For those who want to watch this gruesome affair, http://www.littlegolem.net/jsp/game/game.jsp?gid=1710952

Let me get some pop corn ;)

Please do not provide hints on where the chains will pop out.

Thanks, purgency.

I really had no idea what was going on until move 29, when I spent about 45 minutes working out the nim-values of all regions.

From that point on, I knew I was winning the control battle, which meant that I couldn't lose (as sacrifices don't exist, so I couldn't be forced to make one), but I couldn't see any way to force a win, either.

Does anyone else see a winning line for me?

And does anyone see a way for purgency to avoid giving me control on move 28?

Thanks for volunteering Bill and well done destroying me nim-wise! Also, I think you meant move 18 and 19?

Interesting outcome for the first game. I wonder if this is the score that results from perfect play?I really enjoyed the endgame as a nice nimstring exercise and I think that's not unusual for the variant which I find pretty cool.

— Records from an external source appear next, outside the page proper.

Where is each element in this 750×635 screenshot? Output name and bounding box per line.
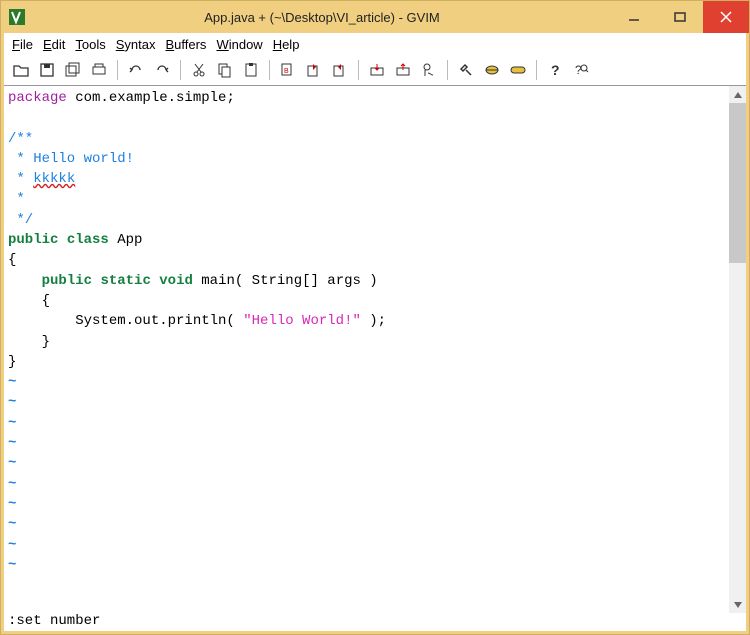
comment: * Hello world! [8, 151, 134, 167]
menu-syntax[interactable]: Syntax [116, 37, 156, 52]
separator [180, 60, 181, 80]
cut-icon[interactable] [188, 59, 210, 81]
keyword: class [67, 232, 109, 248]
minimize-button[interactable] [611, 1, 657, 33]
save-icon[interactable] [36, 59, 58, 81]
menu-edit[interactable]: Edit [43, 37, 65, 52]
open-icon[interactable] [10, 59, 32, 81]
tag-jump-icon[interactable] [507, 59, 529, 81]
empty-line-tilde: ~ [8, 557, 16, 573]
vertical-scrollbar[interactable] [729, 86, 746, 613]
help-icon[interactable]: ? [544, 59, 566, 81]
window-body: File Edit Tools Syntax Buffers Window He… [1, 33, 749, 634]
gvim-window: App.java + (~\Desktop\VI_article) - GVIM… [0, 0, 750, 635]
code-text: } [8, 334, 50, 350]
print-icon[interactable] [88, 59, 110, 81]
maximize-button[interactable] [657, 1, 703, 33]
keyword: void [159, 273, 193, 289]
find-prev-icon[interactable] [329, 59, 351, 81]
make-icon[interactable] [455, 59, 477, 81]
separator [269, 60, 270, 80]
empty-line-tilde: ~ [8, 435, 16, 451]
comment: */ [8, 212, 33, 228]
toolbar: B ? ? [4, 56, 746, 86]
saveall-icon[interactable] [62, 59, 84, 81]
empty-line-tilde: ~ [8, 516, 16, 532]
separator [358, 60, 359, 80]
code-text: App [109, 232, 143, 248]
scroll-down-button[interactable] [729, 596, 746, 613]
scroll-up-button[interactable] [729, 86, 746, 103]
find-replace-icon[interactable]: B [277, 59, 299, 81]
keyword: public [42, 273, 92, 289]
text-editor[interactable]: package com.example.simple; /** * Hello … [4, 86, 729, 613]
empty-line-tilde: ~ [8, 476, 16, 492]
svg-text:B: B [284, 68, 289, 75]
string: "Hello World!" [243, 313, 361, 329]
keyword: static [100, 273, 150, 289]
window-buttons [611, 1, 749, 33]
shell-icon[interactable] [481, 59, 503, 81]
command-line[interactable]: :set number [4, 613, 746, 631]
svg-text:?: ? [551, 62, 560, 78]
empty-line-tilde: ~ [8, 496, 16, 512]
brace: } [8, 354, 16, 370]
brace: { [8, 252, 16, 268]
titlebar[interactable]: App.java + (~\Desktop\VI_article) - GVIM [1, 1, 749, 33]
empty-line-tilde: ~ [8, 394, 16, 410]
code-text: com.example.simple; [67, 90, 235, 106]
close-button[interactable] [703, 1, 749, 33]
save-session-icon[interactable] [392, 59, 414, 81]
code-text: { [8, 293, 50, 309]
window-title: App.java + (~\Desktop\VI_article) - GVIM [33, 10, 611, 25]
separator [536, 60, 537, 80]
empty-line-tilde: ~ [8, 455, 16, 471]
comment: * [8, 171, 33, 187]
code-text: ); [361, 313, 386, 329]
code-text: System.out.println( [8, 313, 243, 329]
menu-buffers[interactable]: Buffers [165, 37, 206, 52]
scroll-track[interactable] [729, 263, 746, 596]
keyword: public [8, 232, 58, 248]
undo-icon[interactable] [125, 59, 147, 81]
find-help-icon[interactable]: ? [570, 59, 592, 81]
empty-line-tilde: ~ [8, 415, 16, 431]
editor-area: package com.example.simple; /** * Hello … [4, 86, 746, 613]
empty-line-tilde: ~ [8, 537, 16, 553]
keyword: package [8, 90, 67, 106]
run-script-icon[interactable] [418, 59, 440, 81]
copy-icon[interactable] [214, 59, 236, 81]
app-icon [7, 7, 27, 27]
separator [447, 60, 448, 80]
svg-text:?: ? [575, 63, 582, 77]
find-next-icon[interactable] [303, 59, 325, 81]
menu-window[interactable]: Window [216, 37, 262, 52]
code-text: main( String[] args ) [193, 273, 378, 289]
separator [117, 60, 118, 80]
scroll-thumb[interactable] [729, 103, 746, 263]
redo-icon[interactable] [151, 59, 173, 81]
paste-icon[interactable] [240, 59, 262, 81]
empty-line-tilde: ~ [8, 374, 16, 390]
menu-help[interactable]: Help [273, 37, 300, 52]
comment: * [8, 191, 25, 207]
comment: /** [8, 131, 33, 147]
spell-error: kkkkk [33, 171, 75, 187]
load-session-icon[interactable] [366, 59, 388, 81]
menu-tools[interactable]: Tools [75, 37, 105, 52]
menu-file[interactable]: File [12, 37, 33, 52]
menubar: File Edit Tools Syntax Buffers Window He… [4, 33, 746, 56]
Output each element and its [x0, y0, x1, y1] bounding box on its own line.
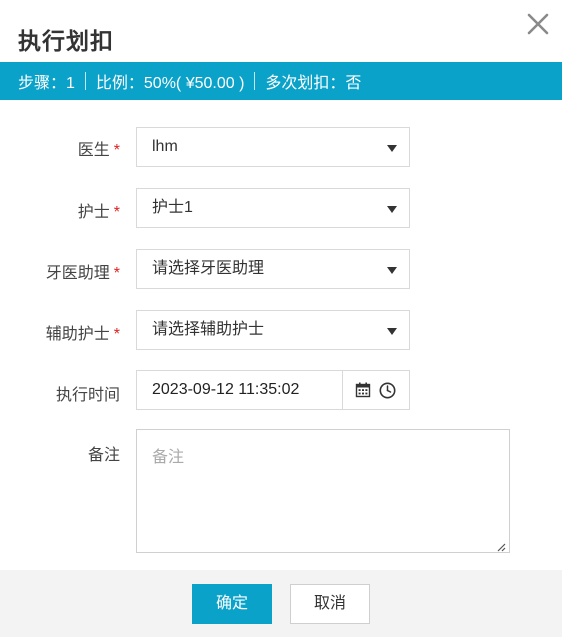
doctor-select[interactable]: lhm: [136, 127, 410, 167]
dropdown-arrow-icon: [387, 206, 397, 213]
exec-time-label-text: 执行时间: [55, 387, 120, 404]
doctor-select-value: lhm: [152, 138, 178, 155]
exec-time-picker: 2023-09-12 11:35:02: [136, 370, 410, 410]
remark-placeholder: 备注: [152, 449, 185, 466]
resize-handle-icon[interactable]: [496, 539, 506, 552]
dental-assistant-label: 牙医助理 *: [0, 259, 120, 283]
clock-icon[interactable]: [379, 382, 396, 399]
calendar-icon[interactable]: [355, 382, 371, 398]
remark-label: 备注: [0, 441, 120, 465]
required-mark: *: [113, 265, 120, 282]
exec-time-label: 执行时间: [0, 381, 120, 405]
remark-label-text: 备注: [87, 447, 120, 464]
nurse-label: 护士 *: [0, 198, 120, 222]
dental-assistant-select[interactable]: 请选择牙医助理: [136, 249, 410, 289]
step-text: 步骤：1: [18, 75, 75, 92]
cancel-button[interactable]: 取消: [290, 584, 370, 624]
divider: [84, 72, 86, 90]
doctor-label-text: 医生: [77, 142, 110, 159]
required-mark: *: [113, 204, 120, 221]
dental-assistant-select-value: 请选择牙医助理: [152, 260, 265, 277]
remark-textarea[interactable]: 备注: [136, 429, 510, 553]
dialog-title: 执行划扣: [18, 28, 114, 54]
dropdown-arrow-icon: [387, 328, 397, 335]
nurse-label-text: 护士: [77, 204, 110, 221]
assistant-nurse-select[interactable]: 请选择辅助护士: [136, 310, 410, 350]
divider: [254, 72, 256, 90]
required-mark: *: [113, 326, 120, 343]
dialog-footer: 确定 取消: [0, 570, 562, 637]
assistant-nurse-label: 辅助护士 *: [0, 320, 120, 344]
assistant-nurse-select-value: 请选择辅助护士: [152, 321, 265, 338]
confirm-button[interactable]: 确定: [192, 584, 272, 624]
assistant-nurse-label-text: 辅助护士: [45, 326, 110, 343]
deduction-info-bar: 步骤：1 比例：50%( ¥50.00 ) 多次划扣：否: [0, 62, 562, 100]
dental-assistant-label-text: 牙医助理: [45, 265, 110, 282]
exec-time-input[interactable]: 2023-09-12 11:35:02: [137, 371, 342, 409]
multiple-deduction-text: 多次划扣：否: [265, 75, 362, 92]
dropdown-arrow-icon: [387, 145, 397, 152]
datetime-picker-addon: [342, 371, 409, 409]
doctor-label: 医生 *: [0, 136, 120, 160]
close-icon[interactable]: [524, 10, 552, 38]
nurse-select[interactable]: 护士1: [136, 188, 410, 228]
dropdown-arrow-icon: [387, 267, 397, 274]
nurse-select-value: 护士1: [152, 199, 193, 216]
ratio-text: 比例：50%( ¥50.00 ): [95, 75, 245, 92]
required-mark: *: [113, 142, 120, 159]
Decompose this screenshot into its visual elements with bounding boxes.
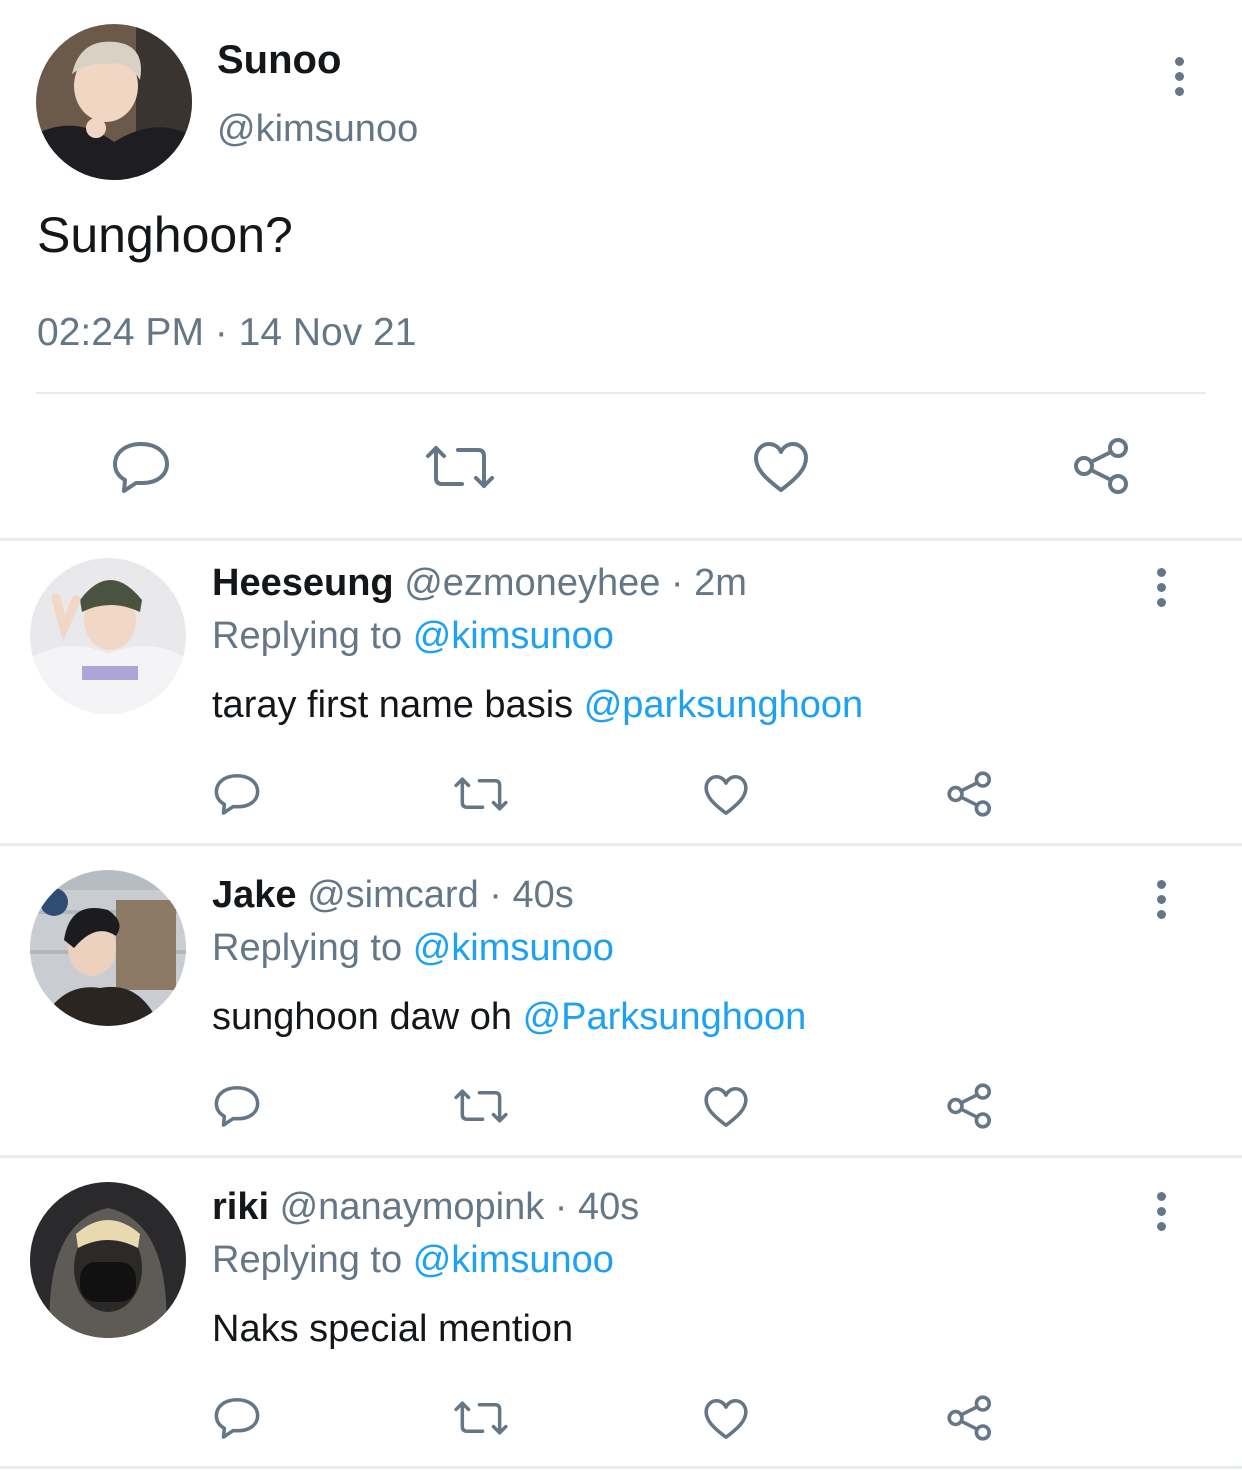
speech-bubble-icon — [214, 1397, 260, 1439]
reply-3-display-name[interactable]: riki — [212, 1186, 269, 1228]
main-handle[interactable]: @kimsunoo — [217, 108, 418, 151]
main-tweet-divider — [36, 392, 1206, 394]
avatar-sunoo[interactable] — [36, 24, 192, 180]
reply-2-body: sunghoon daw oh — [212, 996, 513, 1038]
reply-1-body: taray first name basis — [212, 684, 574, 726]
share-nodes-icon — [947, 1395, 991, 1441]
reply-3-text: Naks special mention — [212, 1308, 573, 1351]
reply-2-display-name[interactable]: Jake — [212, 874, 297, 916]
heart-icon — [754, 442, 808, 492]
main-reply-button[interactable] — [112, 440, 170, 494]
replying-to-handle[interactable]: @kimsunoo — [413, 615, 614, 657]
reply-3-header: riki @nanaymopink · 40s — [212, 1186, 639, 1229]
reply-1-handle[interactable]: @ezmoneyhee — [404, 562, 660, 604]
reply-3-body: Naks special mention — [212, 1308, 574, 1350]
heart-icon — [704, 774, 748, 816]
reply-3-more-options-icon[interactable] — [1151, 1192, 1171, 1231]
section-divider — [0, 538, 1242, 541]
replying-to-label: Replying to — [212, 1239, 403, 1281]
share-nodes-icon — [947, 1083, 991, 1129]
speech-bubble-icon — [113, 442, 169, 493]
reply-divider — [0, 843, 1242, 846]
replying-to-handle[interactable]: @kimsunoo — [413, 1239, 614, 1281]
reply-3-handle[interactable]: @nanaymopink — [280, 1186, 545, 1228]
reply-2-age: · 40s — [489, 874, 574, 916]
avatar-heeseung[interactable] — [30, 558, 186, 714]
reply-2-like-button[interactable] — [703, 1085, 749, 1129]
reply-1-like-button[interactable] — [703, 773, 749, 817]
reply-3-share-button[interactable] — [946, 1394, 994, 1442]
reply-2-more-options-icon[interactable] — [1151, 880, 1171, 919]
reply-2-handle[interactable]: @simcard — [307, 874, 479, 916]
reply-1-more-options-icon[interactable] — [1151, 568, 1171, 607]
avatar-jake[interactable] — [30, 870, 186, 1026]
main-retweet-button[interactable] — [424, 444, 496, 490]
reply-1-age: · 2m — [670, 562, 747, 604]
share-nodes-icon — [947, 771, 991, 817]
reply-1-mention[interactable]: @parksunghoon — [584, 684, 863, 726]
replying-to-label: Replying to — [212, 615, 403, 657]
main-tweet-timestamp: 02:24 PM · 14 Nov 21 — [37, 311, 416, 355]
reply-1-reply-button[interactable] — [214, 772, 260, 816]
share-nodes-icon — [1074, 438, 1128, 494]
main-share-button[interactable] — [1072, 436, 1132, 496]
reply-1-text: taray first name basis @parksunghoon — [212, 684, 863, 727]
main-display-name[interactable]: Sunoo — [217, 38, 341, 83]
heart-icon — [704, 1086, 748, 1128]
more-options-icon[interactable] — [1169, 57, 1189, 96]
retweet-arrows-icon — [426, 446, 494, 488]
replying-to-label: Replying to — [212, 927, 403, 969]
reply-1-retweet-button[interactable] — [453, 776, 509, 812]
reply-2-header: Jake @simcard · 40s — [212, 874, 574, 917]
speech-bubble-icon — [214, 1085, 260, 1127]
timestamp-separator: · — [214, 311, 228, 354]
reply-1-replying-to: Replying to @kimsunoo — [212, 615, 614, 658]
reply-divider — [0, 1466, 1242, 1469]
speech-bubble-icon — [214, 773, 260, 815]
reply-3-retweet-button[interactable] — [453, 1400, 509, 1436]
main-like-button[interactable] — [752, 440, 810, 494]
reply-divider — [0, 1155, 1242, 1158]
reply-2-replying-to: Replying to @kimsunoo — [212, 927, 614, 970]
reply-3-reply-button[interactable] — [214, 1396, 260, 1440]
main-tweet-date: 14 Nov 21 — [238, 311, 417, 354]
reply-2-retweet-button[interactable] — [453, 1088, 509, 1124]
reply-2-reply-button[interactable] — [214, 1084, 260, 1128]
reply-1-display-name[interactable]: Heeseung — [212, 562, 394, 604]
retweet-arrows-icon — [454, 777, 508, 811]
reply-1-share-button[interactable] — [946, 770, 994, 818]
main-tweet-time: 02:24 PM — [37, 311, 204, 354]
retweet-arrows-icon — [454, 1089, 508, 1123]
reply-2-share-button[interactable] — [946, 1082, 994, 1130]
reply-3-like-button[interactable] — [703, 1397, 749, 1441]
retweet-arrows-icon — [454, 1401, 508, 1435]
replying-to-handle[interactable]: @kimsunoo — [413, 927, 614, 969]
reply-3-age: · 40s — [554, 1186, 640, 1228]
reply-2-mention[interactable]: @Parksunghoon — [523, 996, 807, 1038]
heart-icon — [704, 1398, 748, 1440]
reply-3-replying-to: Replying to @kimsunoo — [212, 1239, 614, 1282]
main-tweet-text: Sunghoon? — [37, 207, 293, 263]
reply-2-text: sunghoon daw oh @Parksunghoon — [212, 996, 806, 1039]
avatar-riki[interactable] — [30, 1182, 186, 1338]
reply-1-header: Heeseung @ezmoneyhee · 2m — [212, 562, 747, 605]
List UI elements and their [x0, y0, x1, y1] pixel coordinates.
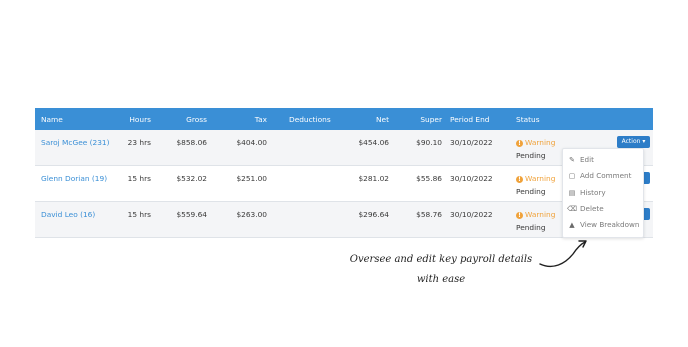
employee-name-link[interactable]: David Leo (16) — [41, 210, 95, 219]
menu-item-edit[interactable]: ✎ Edit — [567, 153, 594, 167]
period-end-cell: 30/10/2022 — [450, 174, 493, 183]
warning-icon: ! — [516, 212, 523, 219]
status-warning: ! Warning — [516, 138, 555, 147]
caption-line-2: with ease — [416, 274, 466, 285]
table-header: Name Hours Gross Tax Deductions Net Supe… — [35, 108, 653, 130]
history-icon: ▤ — [568, 189, 576, 197]
payroll-table: Name Hours Gross Tax Deductions Net Supe… — [35, 108, 653, 238]
tax-cell: $251.00 — [236, 174, 267, 183]
triangle-icon: ▲ — [569, 221, 575, 229]
warning-label: Warning — [525, 174, 556, 183]
table-row: Saroj McGee (231) 23 hrs $858.06 $404.00… — [35, 130, 653, 166]
comment-icon: ▢ — [568, 172, 576, 180]
employee-name-link[interactable]: Saroj McGee (231) — [41, 138, 110, 147]
menu-item-label: Edit — [580, 155, 594, 164]
caption-line-1: Oversee and edit key payroll details — [349, 254, 533, 265]
hours-cell: 15 hrs — [127, 174, 151, 183]
super-cell: $58.76 — [416, 210, 442, 219]
warning-label: Warning — [525, 210, 556, 219]
menu-item-label: View Breakdown — [580, 220, 640, 229]
super-cell: $55.86 — [416, 174, 442, 183]
curved-arrow-icon — [539, 240, 587, 268]
status-pending: Pending — [516, 187, 546, 196]
header-name[interactable]: Name — [41, 115, 63, 124]
warning-label: Warning — [525, 138, 556, 147]
hours-cell: 15 hrs — [127, 210, 151, 219]
header-deductions[interactable]: Deductions — [289, 115, 331, 124]
menu-item-label: Add Comment — [580, 171, 632, 180]
status-warning: ! Warning — [516, 174, 555, 183]
header-period-end[interactable]: Period End — [450, 115, 489, 124]
table-row: David Leo (16) 15 hrs $559.64 $263.00 $2… — [35, 202, 653, 238]
menu-item-view-breakdown[interactable]: ▲ View Breakdown — [567, 218, 639, 232]
menu-item-label: Delete — [580, 204, 604, 213]
status-pending: Pending — [516, 151, 546, 160]
warning-icon: ! — [516, 140, 523, 147]
header-net[interactable]: Net — [347, 115, 389, 124]
menu-item-add-comment[interactable]: ▢ Add Comment — [567, 169, 632, 183]
gross-cell: $858.06 — [176, 138, 207, 147]
caption: Oversee and edit key payroll details wit… — [346, 250, 536, 290]
action-button-label: Action — [621, 138, 641, 145]
action-button[interactable]: Action ▾ — [617, 136, 650, 148]
header-hours[interactable]: Hours — [121, 115, 151, 124]
header-gross[interactable]: Gross — [165, 115, 207, 124]
header-super[interactable]: Super — [400, 115, 442, 124]
pencil-icon: ✎ — [569, 156, 575, 164]
period-end-cell: 30/10/2022 — [450, 210, 493, 219]
table-row: Glenn Dorian (19) 15 hrs $532.02 $251.00… — [35, 166, 653, 202]
action-dropdown-menu: ✎ Edit ▢ Add Comment ▤ History ⌫ Delete ▲ Vie… — [562, 148, 644, 238]
status-pending: Pending — [516, 223, 546, 232]
employee-name-link[interactable]: Glenn Dorian (19) — [41, 174, 107, 183]
menu-item-history[interactable]: ▤ History — [567, 186, 606, 200]
period-end-cell: 30/10/2022 — [450, 138, 493, 147]
header-tax[interactable]: Tax — [225, 115, 267, 124]
gross-cell: $559.64 — [176, 210, 207, 219]
menu-item-delete[interactable]: ⌫ Delete — [567, 202, 604, 216]
net-cell: $281.02 — [358, 174, 389, 183]
super-cell: $90.10 — [416, 138, 442, 147]
gross-cell: $532.02 — [176, 174, 207, 183]
caret-down-icon: ▾ — [642, 138, 646, 145]
hours-cell: 23 hrs — [127, 138, 151, 147]
trash-icon: ⌫ — [567, 205, 577, 213]
warning-icon: ! — [516, 176, 523, 183]
tax-cell: $404.00 — [236, 138, 267, 147]
net-cell: $454.06 — [358, 138, 389, 147]
net-cell: $296.64 — [358, 210, 389, 219]
tax-cell: $263.00 — [236, 210, 267, 219]
menu-item-label: History — [580, 188, 606, 197]
header-status[interactable]: Status — [516, 115, 540, 124]
status-warning: ! Warning — [516, 210, 555, 219]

I didn't really figure out what to do during the first half so I played pretty randomly for the first 16 moves too and after that I miscalculated but somehow managed to force a draw by counting which wasn't planned out at all. One interesting thought I had later is that isolated one chains can be prevented completely just from playing one move in each corner which would also make a draw impossible, that's why I don't think the score with perfect play is a draw, but it's a total mystery to me whoever has the advantage.

The correct move number was 21.  (And thus my question was about moves 21 and 20).  I half-heartedly tried doing the calculation on move 19, but it seemed a bit much at that point.

Somehow I don't think it's worth trying to reprogram the shark, although it would run much faster, as I wouldn't need to consider the huge class of positions in which boxes are captured when none of their neighbors are captured.

Well, what I can see immediately for any rectangular board nxm is that (with optimal play):

1) if n and m have the same parity, then P2 has at least a draw;

2) if n and m have different parity, then P1 has at least a draw.

In the case 1), P2 just plays central symmetry strategy until P1 makes a loony move, and then by stealing strategy argument he cannot lose with optimal play.

In the case 2), P1 plays the central line on move 1, and then similarly applies the central symmetry strategy.

Also, I am strongly convinced that if n and m are both odd and greater than 1 (e.g. n=m=5), then P2 actually wins. The only possible way for P1 to equalize in this case is to play at some point a loony move that opens a 2-chain or a 4-loop, but it seems unlikely that this can lead to a draw. However, I did not check the case 3x3, which seems to be not that hard.

Oh yeah, you're right indeed… RIP “no small chains”, i guess… Idk, i came up with the variant when i watched a numberphile video about removing the fifth axiom in geometry or something like that which apparently opened a new and super cool dimension of mathematics so I thought: “Hey, let's just remove a random element from dots and boxes and see what happens.”

Removing small chains admittedly wasn't quite one of the more ingenious ideas i've had in my life, but i kind of like the concept of simply removing (or possibly adding) something and experimenting with whatever is being created. Someone more versatile in the art of game designing may find some better variant and when symmetry strikes once more you can simply add the rule “turning a non-symmetric position symmetric is forbidden.”

As for this variant though, I didn't really like the concept of removing sacrifices along with it anyways since it's a rather nice element of dnb, so I'll personally just forget about it. One may be interested in a variant where only 2 chains are long, possibly a variant where 3-chains are short or one where loops are chains and chains are loops, if that's possible (I don't think it is).